Грелль Сатклифф сидит напротив, одетый в его черный махровый халат. На его красивом лице еще остались ссадины, но неглубокие, шутка по сравнению с тем месивом, что было за место них всего восемь часов назад. На Грелле Сатклиффе все заживает, как на бродячей собаке.
читать дальше— Даже он принял меня за жнеца, — цедит Грелль сквозь зубы, и его ногти снова впиваются в дерево. Слышится тихий скрип. Новая крупица хаоса, которую Уильям равнодушно прощает, не отрываясь от бумаг.
Говоря слово «он», Грелль, разумеется, имеет в виду Себастьяна Михаэлиса, одного из самых сильных демонов, которого Уильям встречал за последний десяток лет. Такие на земле появляются нечасто. С такой мощью, с таким голодом, с таким осознанием собственной силы и грации. Уильям бы и рад сказать про него: он не моя забота. Он сбагрен мальчишке на короткий поводок. Если бы только Уильям не знал, чем может обернуться подобный отказ от ответственности. Возможно, поэтому ему нет никакого дела до царапин на столе. Возможно, только потому, что мысли его заняты совершенно другим.
— Даже он, — бесцветно повторяет Грелль, и собирает подушечкой пальца древесную пыль, вылезшую из-под царапин.
— Потому что ты и есть жнец, — откликается Спирс. Грелль тихо смеется, обнажая в оскале нечеловеческие острые зубы.

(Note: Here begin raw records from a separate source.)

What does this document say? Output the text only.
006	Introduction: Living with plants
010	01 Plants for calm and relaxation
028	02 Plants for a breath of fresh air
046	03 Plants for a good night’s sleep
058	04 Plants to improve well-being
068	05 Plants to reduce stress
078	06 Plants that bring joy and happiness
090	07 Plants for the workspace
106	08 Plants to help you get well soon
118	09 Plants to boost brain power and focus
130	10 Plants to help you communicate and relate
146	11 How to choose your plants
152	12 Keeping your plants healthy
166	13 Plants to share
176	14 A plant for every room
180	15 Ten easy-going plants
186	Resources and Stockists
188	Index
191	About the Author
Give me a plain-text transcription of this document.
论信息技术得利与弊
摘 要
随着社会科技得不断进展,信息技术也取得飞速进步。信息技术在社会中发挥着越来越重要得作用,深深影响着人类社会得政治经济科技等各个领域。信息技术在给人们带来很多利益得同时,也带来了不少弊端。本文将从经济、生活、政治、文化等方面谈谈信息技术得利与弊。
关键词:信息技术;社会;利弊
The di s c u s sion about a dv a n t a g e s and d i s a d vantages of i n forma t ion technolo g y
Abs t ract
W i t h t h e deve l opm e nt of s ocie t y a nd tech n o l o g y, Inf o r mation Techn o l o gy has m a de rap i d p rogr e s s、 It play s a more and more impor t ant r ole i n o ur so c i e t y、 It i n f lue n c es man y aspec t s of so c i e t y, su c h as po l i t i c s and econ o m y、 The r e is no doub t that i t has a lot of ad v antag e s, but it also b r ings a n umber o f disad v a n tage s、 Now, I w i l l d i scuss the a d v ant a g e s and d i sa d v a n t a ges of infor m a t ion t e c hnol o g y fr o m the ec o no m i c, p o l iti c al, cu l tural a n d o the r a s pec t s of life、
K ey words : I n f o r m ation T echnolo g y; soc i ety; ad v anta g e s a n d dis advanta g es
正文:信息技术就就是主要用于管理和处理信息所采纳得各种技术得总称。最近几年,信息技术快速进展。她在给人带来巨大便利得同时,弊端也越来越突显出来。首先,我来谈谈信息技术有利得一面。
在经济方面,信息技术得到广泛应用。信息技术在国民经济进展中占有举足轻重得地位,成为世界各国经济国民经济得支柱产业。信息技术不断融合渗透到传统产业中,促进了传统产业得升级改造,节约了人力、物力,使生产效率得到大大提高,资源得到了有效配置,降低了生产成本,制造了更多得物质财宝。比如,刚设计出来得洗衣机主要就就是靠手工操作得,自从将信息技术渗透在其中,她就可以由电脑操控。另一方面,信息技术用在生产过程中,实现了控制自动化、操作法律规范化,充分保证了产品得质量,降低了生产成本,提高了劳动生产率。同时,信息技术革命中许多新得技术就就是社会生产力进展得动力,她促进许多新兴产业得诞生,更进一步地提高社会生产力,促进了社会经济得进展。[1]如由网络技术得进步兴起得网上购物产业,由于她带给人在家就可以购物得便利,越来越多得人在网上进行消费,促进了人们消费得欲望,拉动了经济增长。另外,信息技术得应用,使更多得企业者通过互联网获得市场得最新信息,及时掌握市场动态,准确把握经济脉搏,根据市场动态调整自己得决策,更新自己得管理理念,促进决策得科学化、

Мэри Келли мертва. Она изуродована, кожа вокруг ее глаз и губ изрезана, распорота, отведена в сторону так, что обнажился череп. У нее отрублен нос. Перерезано горло. Удалены половые органы, там осталась одна залитая кровью полость. Сколько крови в ней было, Уильям? Сколько крови течет в человеке и хватит ли ее, чтобы выкрасить ею стены в тесной сырой комнатушке с клочьями пыли и разорванной паутиной по углам?
Грелль смеется, и ему хочется сказать: до чего же ты упрямый ублюдок, Уильям.
Упрямый слепой сукин сын.
Это ведь сделал он, твой так называемый «жнец». Скажи, Уильям, разве жнецы поступают так с людьми? Разве они кромсают их на части? Разве они сходят с ума от жажды крови, до белой горячки, до лихорадочного жара и вывернутых в ломке суставов? До того, что готовы вгрызаться в горло собственным «подопечным», пить их большими жадными глотками, вместо того, чтобы отпустить восвояси их неупокоенную душу?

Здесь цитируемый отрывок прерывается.